Performance Mapping of an Aluminum - Nitinol Composite Vibrating Beam

1Department of Mechanical Engineering, The University of Akron, Akron, OH 44325, U.S.A.


Journal of Mechanical Design and Vibration. 2017, Vol. 5 No. 1, 27-36
DOI: 10.12691/jmdv-5-1-4
Copyright © 2017 Science and Education Publishing

Cite this paper:
Nicholas G. Garafolo, Rachel J. Collard. Performance Mapping of an Aluminum - Nitinol Composite Vibrating Beam. Journal of Mechanical Design and Vibration. 2017; 5(1):27-36. doi: 10.12691/jmdv-5-1-4.

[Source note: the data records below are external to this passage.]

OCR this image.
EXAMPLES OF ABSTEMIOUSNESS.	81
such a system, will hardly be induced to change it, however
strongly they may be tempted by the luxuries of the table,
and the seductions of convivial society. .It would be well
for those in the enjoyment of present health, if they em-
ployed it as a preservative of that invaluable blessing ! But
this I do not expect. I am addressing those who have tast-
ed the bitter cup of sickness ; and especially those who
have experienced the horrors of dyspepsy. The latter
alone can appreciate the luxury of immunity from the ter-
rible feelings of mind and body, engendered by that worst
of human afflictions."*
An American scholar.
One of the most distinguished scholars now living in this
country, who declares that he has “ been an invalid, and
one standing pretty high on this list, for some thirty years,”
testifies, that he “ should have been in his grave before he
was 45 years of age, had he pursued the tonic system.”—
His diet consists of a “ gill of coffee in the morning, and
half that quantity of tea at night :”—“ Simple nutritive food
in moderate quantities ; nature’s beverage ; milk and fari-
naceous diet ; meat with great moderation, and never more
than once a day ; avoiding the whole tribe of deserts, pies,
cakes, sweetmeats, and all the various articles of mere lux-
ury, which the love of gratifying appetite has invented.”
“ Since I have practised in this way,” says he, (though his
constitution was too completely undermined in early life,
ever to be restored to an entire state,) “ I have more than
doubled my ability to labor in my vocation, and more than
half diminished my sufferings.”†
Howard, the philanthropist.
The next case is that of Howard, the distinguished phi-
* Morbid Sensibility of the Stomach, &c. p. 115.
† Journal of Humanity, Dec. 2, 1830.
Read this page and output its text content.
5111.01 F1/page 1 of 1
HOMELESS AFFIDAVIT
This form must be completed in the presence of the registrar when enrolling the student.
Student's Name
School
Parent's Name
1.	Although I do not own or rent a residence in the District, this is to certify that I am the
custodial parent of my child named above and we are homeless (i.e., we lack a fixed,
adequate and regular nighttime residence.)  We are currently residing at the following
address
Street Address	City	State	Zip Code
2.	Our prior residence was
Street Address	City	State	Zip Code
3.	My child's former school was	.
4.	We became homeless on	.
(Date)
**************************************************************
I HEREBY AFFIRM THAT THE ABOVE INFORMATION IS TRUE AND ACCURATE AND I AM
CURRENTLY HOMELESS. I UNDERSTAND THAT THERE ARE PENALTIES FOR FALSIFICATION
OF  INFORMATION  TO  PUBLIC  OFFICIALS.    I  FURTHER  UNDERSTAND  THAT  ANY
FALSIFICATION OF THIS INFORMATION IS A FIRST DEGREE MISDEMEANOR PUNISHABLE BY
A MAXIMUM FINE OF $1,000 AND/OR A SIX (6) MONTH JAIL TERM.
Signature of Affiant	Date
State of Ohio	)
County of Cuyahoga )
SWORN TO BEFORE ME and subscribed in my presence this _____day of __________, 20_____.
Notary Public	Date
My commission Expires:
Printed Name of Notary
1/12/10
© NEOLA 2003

Correspondence to: Nicholas  G. Garafolo, Department of Mechanical Engineering, The University of Akron, Akron, OH 44325, U.S.A.. Email: nicholas.g.garafolo@uakron.edu

Abstract

Dynamic control of a vibrating beam is critical to the efforts of mitigation of high cycle fatigue, as it is a leading cause of component or engine failure. Recent advances in composite structures have afford the ability to control the eigenvalue, eigenvectors, and amplitude of vibration through the use of the shape memory effect of shape memory alloys (e.g. Nitinol). These “smart materials” are proven to create active damping and variable stiffness in engine components is an innovative concept. Research presented herein seeks to quantify the effectiveness of Nitinol as a HCF mitigation technique and map the frequency and damping performance. A composite beam consisting of a Nitinol topical actuator adhered to an aluminum alloy 6061 substrate was designed and fabricated. Test specimens comprised two configurations: (1) a composite beam with the topical treatment encompassing the full span of free length of the beam, and (2) a composite beam with the topical treatment encompassing half the span the free length of the beam. Benchtop tests allowed for the determination both modal frequency and damping of the aluminum - Nitinol composite beam with an 8 in. free length. Modal analyses were taken over a selected frequency range using a single point laser vibrometer, excited using a dynamic shaker. Experimental studies were completed over a frequency range which represented the second bending mode. Quality factor values, Q, of approximately 200 were observed. No correlation, however, with phase transformation was realized. The design space charts for temperature, modal frequency, and beam tip amplitude were compiled for both the full-span and half-span sample for second bending mode. These charts graphically depict how tip amplitude changes with varied temperature and illustrate the design capabilities created through the use of shape memory alloy components in dynamic applications.